While shock jock/new judge Stern was largely well-behaved on the amateur talent show, several acts were aimed squarely at testing him – as if to bring out the bad side of Stern. But what are you going to do? Stern is AGT’s new gimmick, the hired gun who will bring a whole new audience to the familiar talent format.
Even in America’s Got Talent’s heavily-edited opening, he was set up as the new “bad judge” – appearing to the strains of the Stones’ ”Sympathy for the Devil” while bragging that “I know what America wants. And quite frankly, I’m the only American on the whole damn panel.”
Okay. That’s technically true I suppose…
Of course, the real Howard Stern is a lot different from his outrageous image. When the show finally got down to judging the talent, Stern was largely polite and fair.
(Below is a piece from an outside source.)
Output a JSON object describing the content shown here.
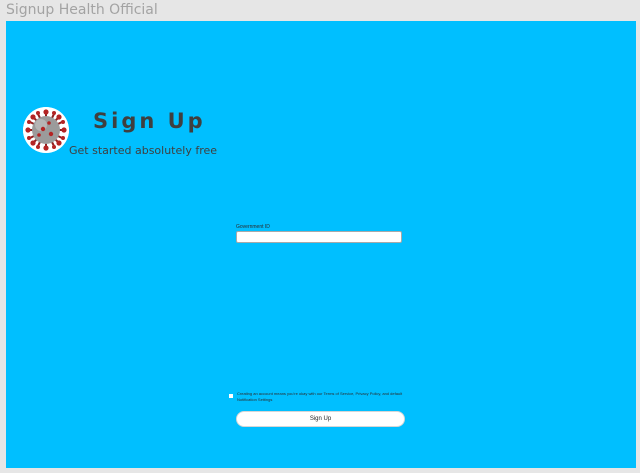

He was nowhere near as mean as former judge Piers Morgan, who once advised a teen singer to dump her lifelong friends on stage in favour of money and fame. Howard would never do that. If he has nastiness in him, it was just a talked-about rumour that never made an appearance last night.
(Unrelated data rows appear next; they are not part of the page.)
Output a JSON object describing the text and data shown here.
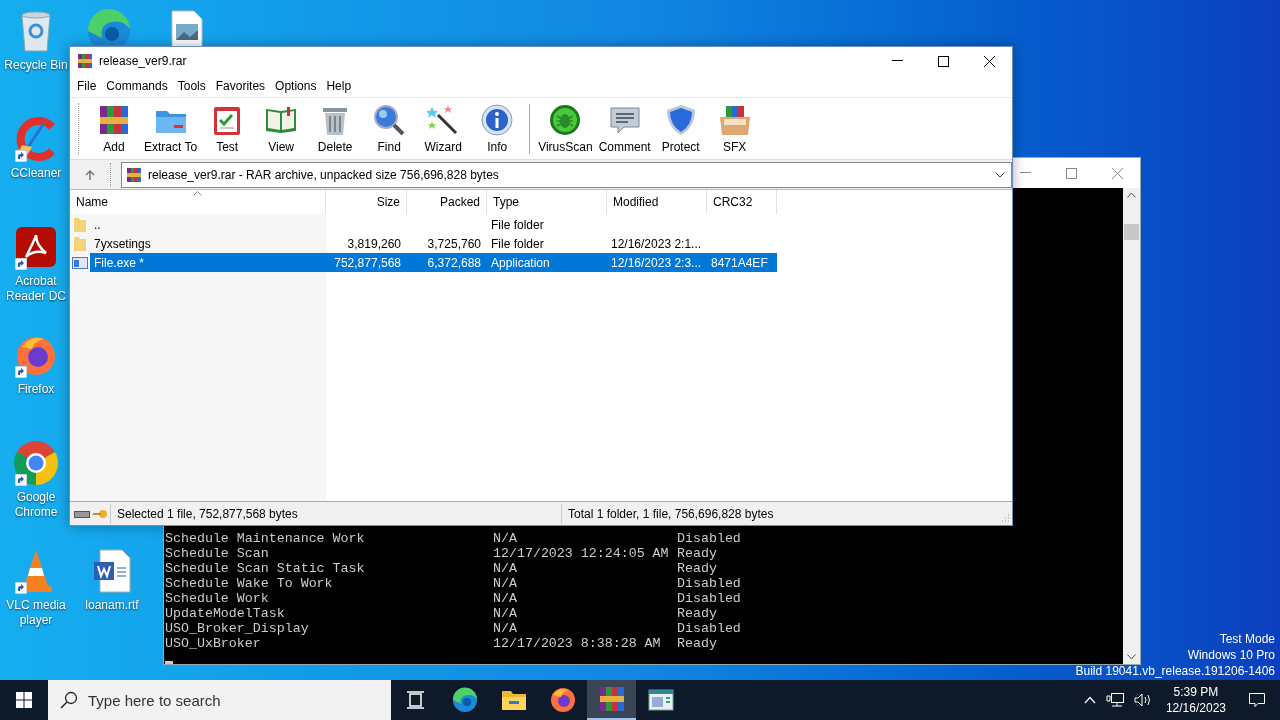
{
  "desktop_icons": [
    {
      "label": "Recycle Bin",
      "kind": "recycle",
      "shortcut": false
    },
    {
      "label": "CCleaner",
      "kind": "ccleaner",
      "shortcut": true
    },
    {
      "label": "Acrobat Reader DC",
      "kind": "acrobat",
      "shortcut": true
    },
    {
      "label": "Firefox",
      "kind": "firefox",
      "shortcut": true
    },
    {
      "label": "Google Chrome",
      "kind": "chrome",
      "shortcut": true
    },
    {
      "label": "VLC media player",
      "kind": "vlc",
      "shortcut": true
    }
  ],
  "desktop_files": [
    {
      "label": "loanam.rtf",
      "kind": "word",
      "shortcut": false
    }
  ],
  "console": {
    "lines": [
      {
        "column_1": "Schedule Maintenance Work",
        "column_2": "N/A",
        "column_3": "Disabled"
      },
      {
        "column_1": "Schedule Scan",
        "column_2": "12/17/2023 12:24:05 AM",
        "column_3": "Ready"
      },
      {
        "column_1": "Schedule Scan Static Task",
        "column_2": "N/A",
        "column_3": "Ready"
      },
      {
        "column_1": "Schedule Wake To Work",
        "column_2": "N/A",
        "column_3": "Disabled"
      },
      {
        "column_1": "Schedule Work",
        "column_2": "N/A",
        "column_3": "Disabled"
      },
      {
        "column_1": "UpdateModelTask",
        "column_2": "N/A",
        "column_3": "Ready"
      },
      {
        "column_1": "USO_Broker_Display",
        "column_2": "N/A",
        "column_3": "Disabled"
      },
      {
        "column_1": "USO_UxBroker",
        "column_2": "12/17/2023 8:38:28 AM",
        "column_3": "Ready"
      }
    ]
  },
  "winrar": {
    "title": "release_ver9.rar",
    "menu": [
      "File",
      "Commands",
      "Tools",
      "Favorites",
      "Options",
      "Help"
    ],
    "toolbar": [
      {
        "label": "Add",
        "kind": "add"
      },
      {
        "label": "Extract To",
        "kind": "extract"
      },
      {
        "label": "Test",
        "kind": "test"
      },
      {
        "label": "View",
        "kind": "view"
      },
      {
        "label": "Delete",
        "kind": "delete"
      },
      {
        "label": "Find",
        "kind": "find"
      },
      {
        "label": "Wizard",
        "kind": "wizard"
      },
      {
        "label": "Info",
        "kind": "info"
      },
      {
        "label": "VirusScan",
        "kind": "virusscan"
      },
      {
        "label": "Comment",
        "kind": "comment"
      },
      {
        "label": "Protect",
        "kind": "protect"
      },
      {
        "label": "SFX",
        "kind": "sfx"
      }
    ],
    "address": "release_ver9.rar - RAR archive, unpacked size 756,696,828 bytes",
    "columns": [
      {
        "label": "Name",
        "sorted": true
      },
      {
        "label": "Size",
        "sorted": false
      },
      {
        "label": "Packed",
        "sorted": false
      },
      {
        "label": "Type",
        "sorted": false
      },
      {
        "label": "Modified",
        "sorted": false
      },
      {
        "label": "CRC32",
        "sorted": false
      }
    ],
    "rows": [
      {
        "kind": "folder",
        "selected": false,
        "name": "..",
        "type": "File folder"
      },
      {
        "kind": "folder",
        "selected": false,
        "name": "7yxsetings",
        "size": "3,819,260",
        "packed": "3,725,760",
        "type": "File folder",
        "modified": "12/16/2023 2:1..."
      },
      {
        "kind": "application",
        "selected": true,
        "name": "File.exe *",
        "size": "752,877,568",
        "packed": "6,372,688",
        "type": "Application",
        "modified": "12/16/2023 2:3...",
        "crc32": "8471A4EF"
      }
    ],
    "status_left": "Selected 1 file, 752,877,568 bytes",
    "status_right": "Total 1 folder, 1 file, 756,696,828 bytes"
  },
  "system_watermark": [
    "Test Mode",
    "Windows 10 Pro",
    "Build 19041.vb_release.191206-1406"
  ],
  "taskbar": {
    "search": {
      "placeholder": "Type here to search"
    },
    "apps": [
      {
        "kind": "taskview",
        "selected": false
      },
      {
        "kind": "edge",
        "selected": false
      },
      {
        "kind": "explorer",
        "selected": false
      },
      {
        "kind": "firefox",
        "selected": false
      },
      {
        "kind": "winrar",
        "selected": true
      },
      {
        "kind": "window",
        "selected": false
      }
    ],
    "time": "5:39 PM",
    "date": "12/16/2023"
  }
}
But, again, it wasn’t for a lack of trying on the part of the show. The awkward opening act was a horrible magician/stripper that allowed Stern to offer up a penis joke which he eventually turned on himself. And there was a tiny bit of mean in Stern’s repeated jabs at fellow judge Mandel for his well-documented germ phobia (Ha! He’s got a mental illness. That’s so hilarious!).
But for the most part, Stern proved a good fit – contrasting Howie Mandel’s weirdness and Sharon Osborne’s “everyone deserves to win” approach. Once the novelty of him sitting there ended, the focus returned to the talent. When Stern did have an outburst – like when he was insulted by some horrible singer – his response was understandable. “Get off my stage!”
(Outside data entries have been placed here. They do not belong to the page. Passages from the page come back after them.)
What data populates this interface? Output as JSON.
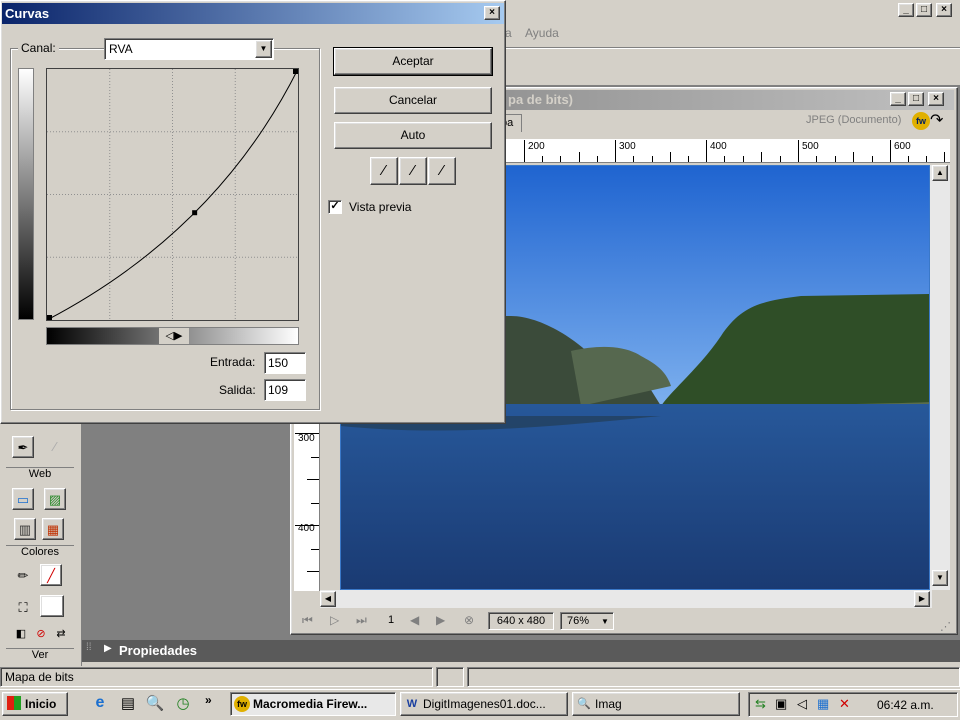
{
  "app": {
    "menu_partial": "a",
    "menu_help": "Ayuda",
    "doc_title": "pa de bits)",
    "doc_tab": "pa",
    "doc_format": "JPEG (Documento)",
    "ruler_h": [
      "200",
      "300",
      "400",
      "500",
      "600"
    ],
    "ruler_v": [
      "300",
      "400"
    ],
    "frame_number": "1",
    "image_size": "640 x 480",
    "zoom": "76%",
    "properties_label": "Propiedades",
    "status_text": "Mapa de bits",
    "main_win_buttons": [
      "_",
      "□",
      "×"
    ],
    "doc_win_buttons": [
      "_",
      "□",
      "×"
    ]
  },
  "tools": {
    "web_label": "Web",
    "colors_label": "Colores",
    "view_label": "Ver"
  },
  "dialog": {
    "title": "Curvas",
    "close": "×",
    "channel_label": "Canal:",
    "channel_value": "RVA",
    "ok": "Aceptar",
    "cancel": "Cancelar",
    "auto": "Auto",
    "preview_label": "Vista previa",
    "preview_checked": true,
    "input_label": "Entrada:",
    "input_value": "150",
    "output_label": "Salida:",
    "output_value": "109",
    "curve_point": {
      "input": 150,
      "output": 109
    },
    "check_mark": "✓",
    "dropdown_arrow": "▼"
  },
  "taskbar": {
    "start": "Inicio",
    "more": "»",
    "items": [
      "Macromedia Firew...",
      "DigitImagenes01.doc...",
      "Imag"
    ],
    "time": "06:42 a.m."
  },
  "colors": {
    "title_active": "#0a246a",
    "face": "#d4d0c8",
    "sky": "#2f7fe0",
    "water": "#1d3f78"
  }
}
So it’s your stage? Well, you are the King of All Media I suppose.
Once the initial opening segment of crap acts were done, the show settled into its familiar format – contrasting the bad (a singer covered in birds/A guy who holds scorpions in his mouth/Simply Sergio), with the very good (A guy who turned the whole theater into an instrument).
If there were any changes to the show this year, it was some more segments off-stage, when the judges were allowed to “discuss” the show they just endured. And like Canada’s Got Talent, the approach seems to be that the louder, crazier the audience, the better. It was like the crowd had been locked in a dark cellar their whole life. Dial it back a little, people. It’s a TV show. And not even an original one.
Still, it is what it is. And at its worst, the show tends to be at its best. America’s Got Talent? Not so much. But that’s okay. That would be boring.